I’ll probably be linking to the best reviews pretty regularly, since I haven’t yet made up my mind about whether I’ll be seeing it and reviewing it.
At this point, I’m leaning toward avoiding the film. Not because I think it’s an evil thing. I don’t. But personally, I don’t think I want to sit in a theater, with the smell of popcorn, and watch this on a big screen. I don’t think I want to watch the parents who feel they have to show this to their small children in order to impress its importance upon them… because kids don’t can’t process this kind of thing very well, and it’s likely to give them nightmares for years to come. (I know. A DC-8 crashed in Portland when I was a kid, very near my house, and I’ve had nightmares about planes crashing into my house ever since.) Just as I’m glad that Werner Herzog did not include the tape of the grizzly attack in his movie Grizzly Man, I don’t need to see an up-close-and-personal depiction of what happened to be impressed by the Americans’ courage or repulsed by the evil of the attackers. The wounds are still too fresh, and frankly, I want to keep about the business of healing rather than picking the scabs open again.

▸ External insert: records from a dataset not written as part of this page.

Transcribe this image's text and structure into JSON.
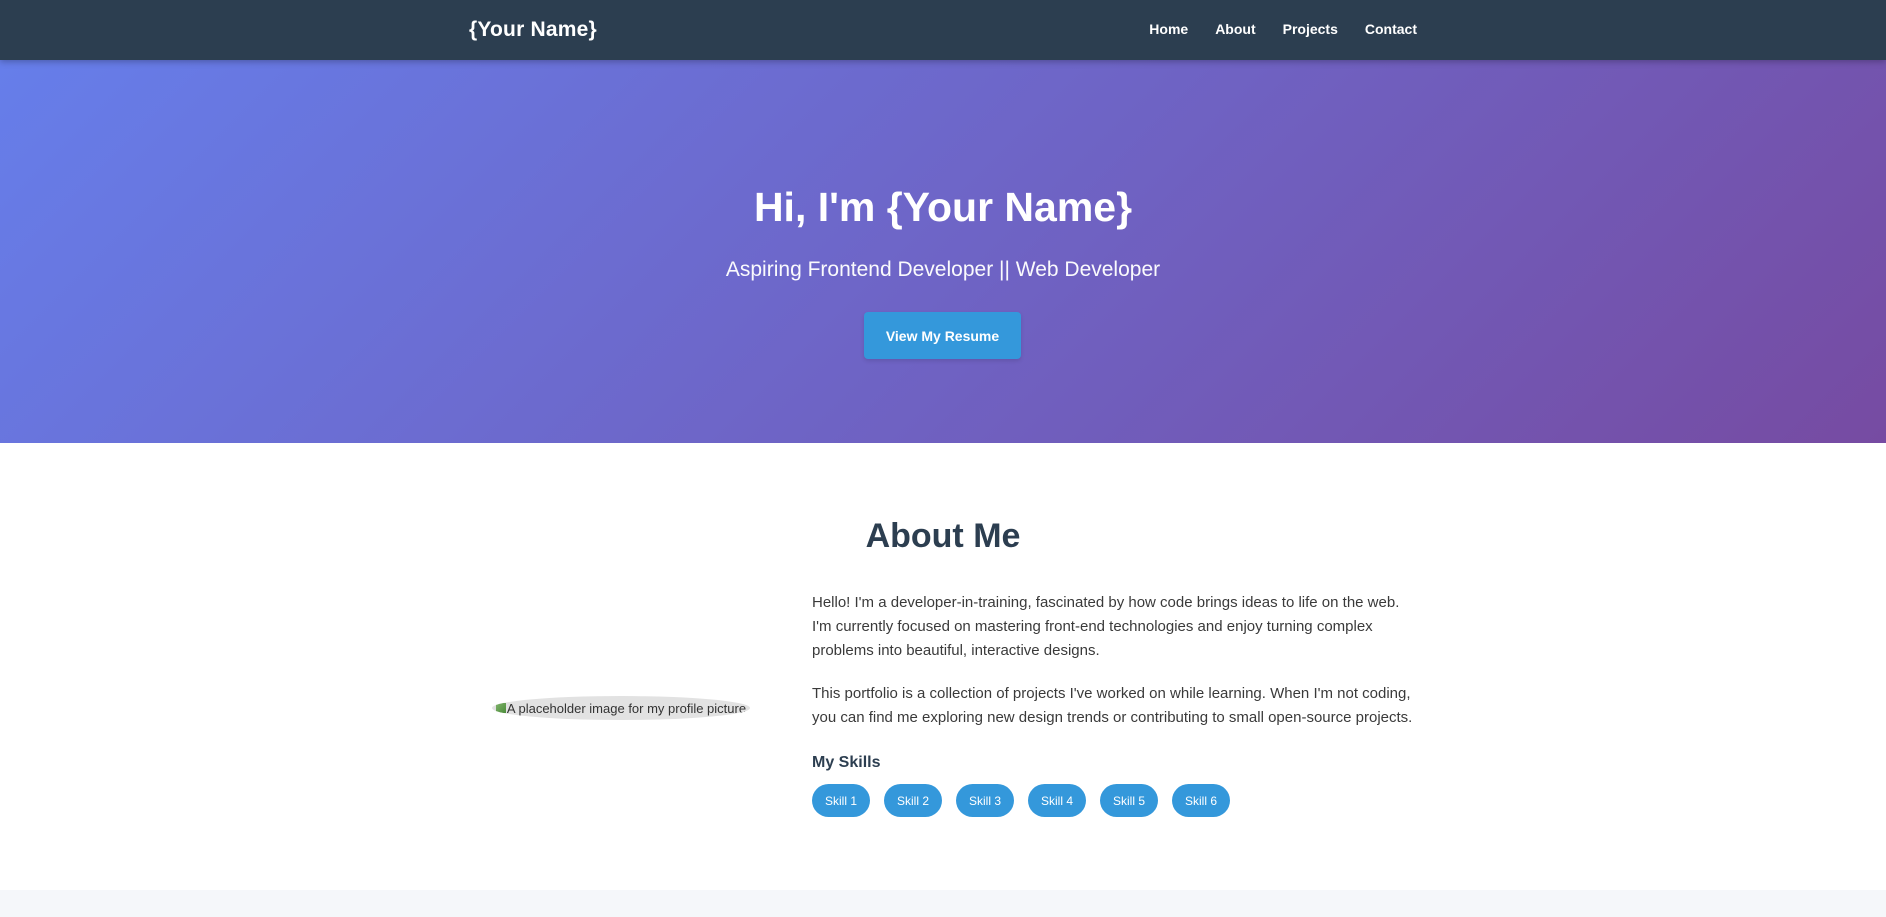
{
  "nav": {
    "logo": "{Your Name}",
    "links": [
      {
        "label": "Home"
      },
      {
        "label": "About"
      },
      {
        "label": "Projects"
      },
      {
        "label": "Contact"
      }
    ]
  },
  "hero": {
    "title": "Hi, I'm {Your Name}",
    "subtitle": "Aspiring Frontend Developer || Web Developer",
    "button_label": "View My Resume"
  },
  "about": {
    "title": "About Me",
    "profile_image_alt": "A placeholder image for my profile picture",
    "paragraphs": [
      "Hello! I'm a developer-in-training, fascinated by how code brings ideas to life on the web. I'm currently focused on mastering front-end technologies and enjoy turning complex problems into beautiful, interactive designs.",
      "This portfolio is a collection of projects I've worked on while learning. When I'm not coding, you can find me exploring new design trends or contributing to small open-source projects."
    ],
    "skills_heading": "My Skills",
    "skills": [
      "Skill 1",
      "Skill 2",
      "Skill 3",
      "Skill 4",
      "Skill 5",
      "Skill 6"
    ]
  },
  "colors": {
    "navbar_bg": "#2c3e50",
    "hero_gradient_start": "#667eea",
    "hero_gradient_end": "#764ba2",
    "accent": "#3498db",
    "heading": "#2c3e50"
  }
}
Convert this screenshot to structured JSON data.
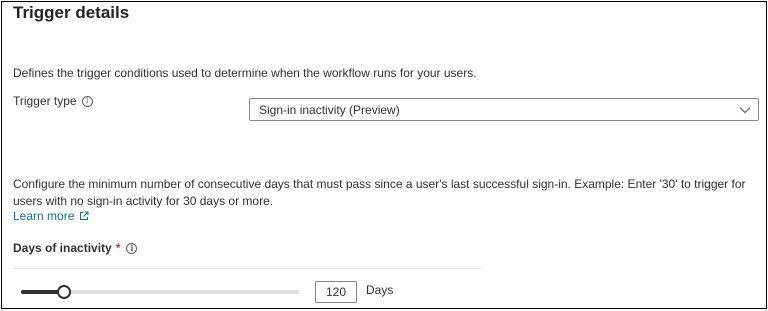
{
  "header": {
    "title": "Trigger details"
  },
  "description": "Defines the trigger conditions used to determine when the workflow runs for your users.",
  "trigger_type": {
    "label": "Trigger type",
    "info_icon": "info-icon",
    "selected": "Sign-in inactivity (Preview)",
    "chevron_icon": "chevron-down-icon"
  },
  "config": {
    "text": "Configure the minimum number of consecutive days that must pass since a user's last successful sign-in. Example: Enter '30' to trigger for users with no sign-in activity for 30 days or more.",
    "learn_more": "Learn more",
    "learn_more_icon": "external-link-icon"
  },
  "inactivity": {
    "label": "Days of inactivity",
    "required_marker": "*",
    "info_icon": "info-icon",
    "value": "120",
    "unit": "Days",
    "slider_fraction": 0.13
  },
  "colors": {
    "link": "#0f6cbd",
    "required": "#c4314b",
    "text": "#323130"
  }
}
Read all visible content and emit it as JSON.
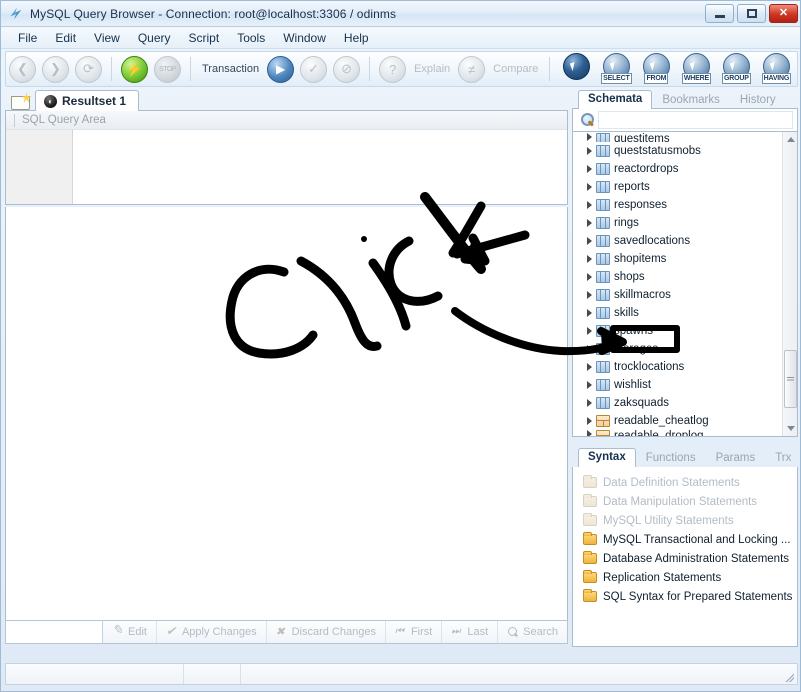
{
  "window": {
    "title": "MySQL Query Browser - Connection: root@localhost:3306 / odinms",
    "app_icon": "mysql-lightning-icon",
    "controls": {
      "minimize": "—",
      "maximize": "□",
      "close": "✕"
    }
  },
  "menubar": {
    "items": [
      "File",
      "Edit",
      "View",
      "Query",
      "Script",
      "Tools",
      "Window",
      "Help"
    ]
  },
  "toolbar": {
    "back_icon": "back-arrow-icon",
    "forward_icon": "forward-arrow-icon",
    "refresh_icon": "refresh-icon",
    "execute_icon": "execute-lightning-icon",
    "stop_label": "STOP",
    "transaction_label": "Transaction",
    "start_transaction_icon": "play-icon",
    "commit_icon": "commit-check-icon",
    "rollback_icon": "rollback-icon",
    "explain_label": "Explain",
    "compare_label": "Compare",
    "query_buttons": [
      {
        "tag": "",
        "name": "pointer-button",
        "dark": true
      },
      {
        "tag": "SELECT",
        "name": "select-button",
        "dark": false
      },
      {
        "tag": "FROM",
        "name": "from-button",
        "dark": false
      },
      {
        "tag": "WHERE",
        "name": "where-button",
        "dark": false
      },
      {
        "tag": "GROUP",
        "name": "group-button",
        "dark": false
      },
      {
        "tag": "HAVING",
        "name": "having-button",
        "dark": false
      }
    ]
  },
  "editor": {
    "new_tab_icon": "new-script-tab-icon",
    "tab_label": "Resultset 1",
    "tab_badge": "◔",
    "query_area_placeholder": "SQL Query Area",
    "query_area_value": ""
  },
  "result_toolbar": {
    "search_value": "",
    "buttons": [
      {
        "label": "Edit",
        "icon": "pencil-icon"
      },
      {
        "label": "Apply Changes",
        "icon": "check-icon"
      },
      {
        "label": "Discard Changes",
        "icon": "x-icon"
      },
      {
        "label": "First",
        "icon": "first-record-icon"
      },
      {
        "label": "Last",
        "icon": "last-record-icon"
      },
      {
        "label": "Search",
        "icon": "magnifier-icon"
      }
    ]
  },
  "right_panel": {
    "tabs": [
      {
        "label": "Schemata",
        "active": true
      },
      {
        "label": "Bookmarks",
        "active": false
      },
      {
        "label": "History",
        "active": false
      }
    ],
    "search_icon": "magnifier-icon",
    "search_value": "",
    "tree_items": [
      {
        "label": "questitems",
        "type": "table",
        "clipped": true,
        "highlighted": false
      },
      {
        "label": "queststatusmobs",
        "type": "table",
        "clipped": false,
        "highlighted": false
      },
      {
        "label": "reactordrops",
        "type": "table",
        "clipped": false,
        "highlighted": false
      },
      {
        "label": "reports",
        "type": "table",
        "clipped": false,
        "highlighted": false
      },
      {
        "label": "responses",
        "type": "table",
        "clipped": false,
        "highlighted": false
      },
      {
        "label": "rings",
        "type": "table",
        "clipped": false,
        "highlighted": false
      },
      {
        "label": "savedlocations",
        "type": "table",
        "clipped": false,
        "highlighted": false
      },
      {
        "label": "shopitems",
        "type": "table",
        "clipped": false,
        "highlighted": false
      },
      {
        "label": "shops",
        "type": "table",
        "clipped": false,
        "highlighted": false
      },
      {
        "label": "skillmacros",
        "type": "table",
        "clipped": false,
        "highlighted": false
      },
      {
        "label": "skills",
        "type": "table",
        "clipped": false,
        "highlighted": false
      },
      {
        "label": "spawns",
        "type": "table",
        "clipped": false,
        "highlighted": true
      },
      {
        "label": "storages",
        "type": "table",
        "clipped": false,
        "highlighted": false
      },
      {
        "label": "trocklocations",
        "type": "table",
        "clipped": false,
        "highlighted": false
      },
      {
        "label": "wishlist",
        "type": "table",
        "clipped": false,
        "highlighted": false
      },
      {
        "label": "zaksquads",
        "type": "table",
        "clipped": false,
        "highlighted": false
      },
      {
        "label": "readable_cheatlog",
        "type": "view",
        "clipped": false,
        "highlighted": false
      },
      {
        "label": "readable_droplog",
        "type": "view",
        "clipped": true,
        "highlighted": false
      }
    ],
    "scrollbar": {
      "up_icon": "scroll-up-icon",
      "down_icon": "scroll-down-icon"
    }
  },
  "bottom_panel": {
    "tabs": [
      {
        "label": "Syntax",
        "active": true
      },
      {
        "label": "Functions",
        "active": false
      },
      {
        "label": "Params",
        "active": false
      },
      {
        "label": "Trx",
        "active": false
      }
    ],
    "items": [
      {
        "label": "Data Definition Statements",
        "enabled": false
      },
      {
        "label": "Data Manipulation Statements",
        "enabled": false
      },
      {
        "label": "MySQL Utility Statements",
        "enabled": false
      },
      {
        "label": "MySQL Transactional and Locking ...",
        "enabled": true
      },
      {
        "label": "Database Administration Statements",
        "enabled": true
      },
      {
        "label": "Replication Statements",
        "enabled": true
      },
      {
        "label": "SQL Syntax for Prepared Statements",
        "enabled": true
      }
    ]
  },
  "statusbar": {
    "cells": [
      "",
      "",
      ""
    ]
  },
  "annotation": {
    "text": "click",
    "color": "#000000",
    "description": "handwritten word 'click' with two arrows pointing at the spawns table"
  }
}
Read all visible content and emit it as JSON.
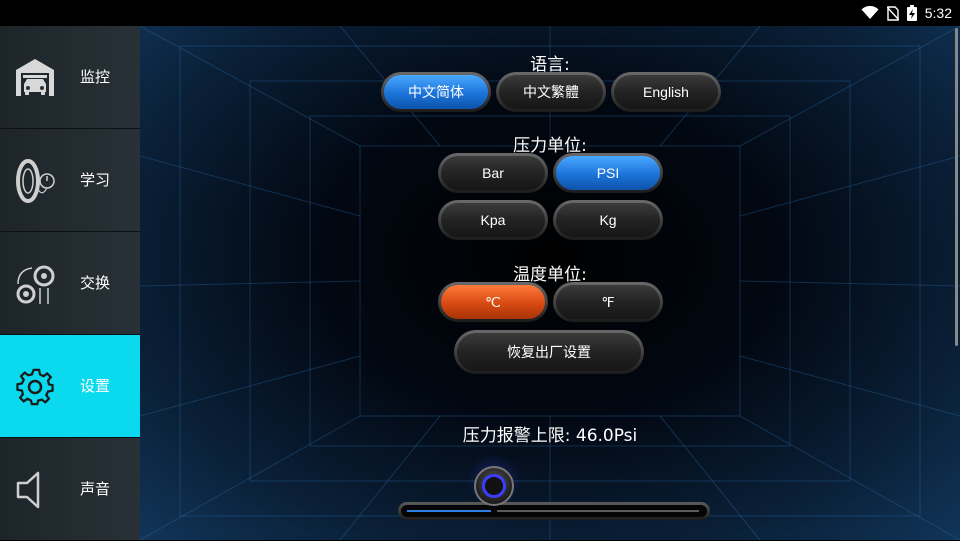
{
  "status_bar": {
    "time": "5:32",
    "icons": [
      "wifi-icon",
      "no-sim-icon",
      "battery-charging-icon"
    ]
  },
  "sidebar": {
    "items": [
      {
        "label": "监控",
        "icon": "garage-car-icon",
        "active": false
      },
      {
        "label": "学习",
        "icon": "tire-gauge-icon",
        "active": false
      },
      {
        "label": "交换",
        "icon": "tire-swap-icon",
        "active": false
      },
      {
        "label": "设置",
        "icon": "gear-icon",
        "active": true
      },
      {
        "label": "声音",
        "icon": "speaker-icon",
        "active": false
      }
    ]
  },
  "settings": {
    "language": {
      "title": "语言:",
      "options": [
        "中文简体",
        "中文繁體",
        "English"
      ],
      "selected": "中文简体"
    },
    "pressure_unit": {
      "title": "压力单位:",
      "options": [
        "Bar",
        "PSI",
        "Kpa",
        "Kg"
      ],
      "selected": "PSI"
    },
    "temperature_unit": {
      "title": "温度单位:",
      "options": [
        "℃",
        "℉"
      ],
      "selected": "℃"
    },
    "factory_reset_label": "恢复出厂设置",
    "alarm": {
      "label": "压力报警上限:",
      "value": "46.0Psi",
      "slider_fraction": 0.3
    }
  },
  "colors": {
    "accent_cyan": "#0ad9ee",
    "selected_blue": "#1b73d8",
    "selected_orange": "#d74a12"
  }
}
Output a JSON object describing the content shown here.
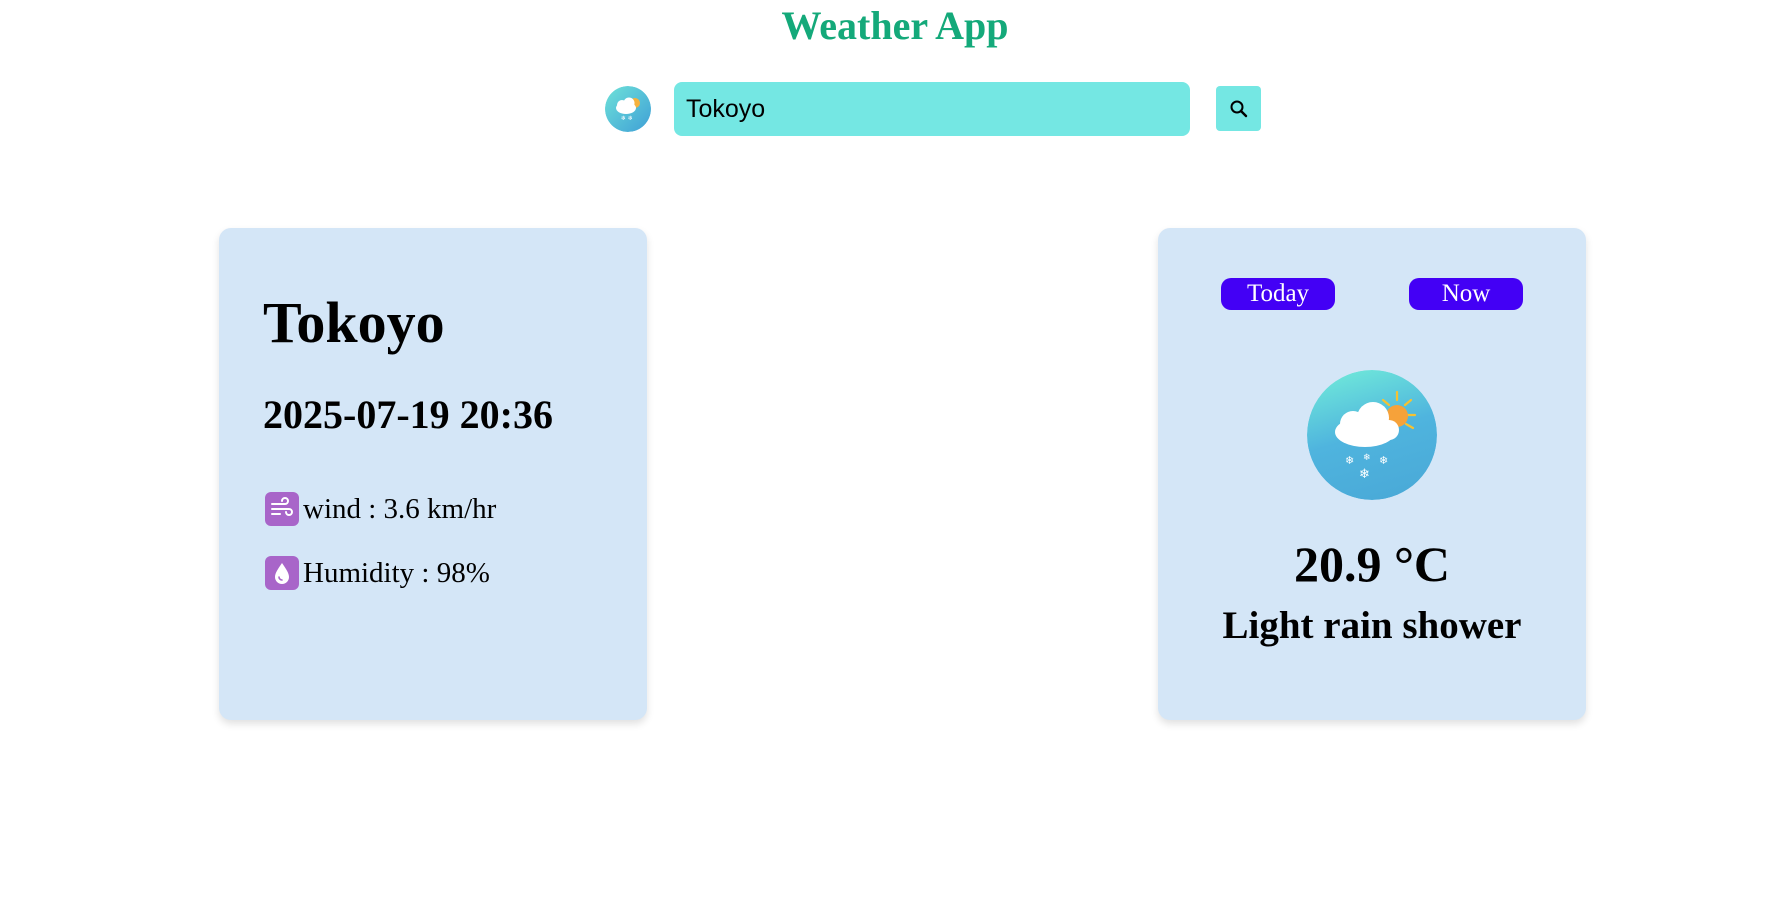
{
  "header": {
    "title": "Weather App"
  },
  "search": {
    "value": "Tokoyo",
    "icon": "search-icon"
  },
  "logo": {
    "icon": "snow-cloud-sun-icon"
  },
  "details_card": {
    "city": "Tokoyo",
    "datetime": "2025-07-19 20:36",
    "wind_label": "wind : 3.6 km/hr",
    "wind_icon": "wind-icon",
    "humidity_label": "Humidity : 98%",
    "humidity_icon": "water-drop-icon"
  },
  "current_card": {
    "tabs": [
      "Today",
      "Now"
    ],
    "icon": "snow-cloud-sun-icon",
    "temperature": "20.9 °C",
    "condition": "Light rain shower"
  },
  "colors": {
    "title": "#14a97a",
    "search_bg": "#74e7e3",
    "card_bg": "#d4e6f7",
    "pill_bg": "#4300f5",
    "stat_icon_bg": "#a865c9"
  }
}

Terry Mattingly raises some very good questions about how these events will be portrayed. Has the director shied away from portraying the attackers declarations about Allah? Has he been faithful to the details of the 31-minute tape that was played for the jury in the Moussaoui trial this week?
I think it is an interesting comparrison you make to Grizzly Man, and I can see the conenction you’re making…
I agree I don’t want to see this in the theaters, but i could very conceivably seeing myself renting this and watching it in an enviornment I would find appropriate…especially if it is generally well received.
–RC of strangeculture.blogspot.com
I will be interested to see how the film is received, critically and comercially. My Hebrew Professor had the opportunity to fly to California a few weeks ago for a special screening with other experts on Middle East issues, and his reaction was difficult to discern. He was interviewed for the DVD extras, so I will most likely wait to see this on DVD. I did get the sense that he thinks it raises some good questions about the clash of Islamic thought with Western thought, but that the answers weren’t always very clear.
When a major studio releases a movie like V for Vendetta, which is (at best) ambiguous about acts of terrorism, I think I have good reason to doubt whether the wounds from 9/11 really are still too fresh to remind ourselves that there truly are people who want to butcher us by the thousand, and that we may have to do really hard things to stop them.
Thanks for posting this Jeffrey. I have that same feeling everytime I return from overseas.
Thanks Jeff, for pointing this article out.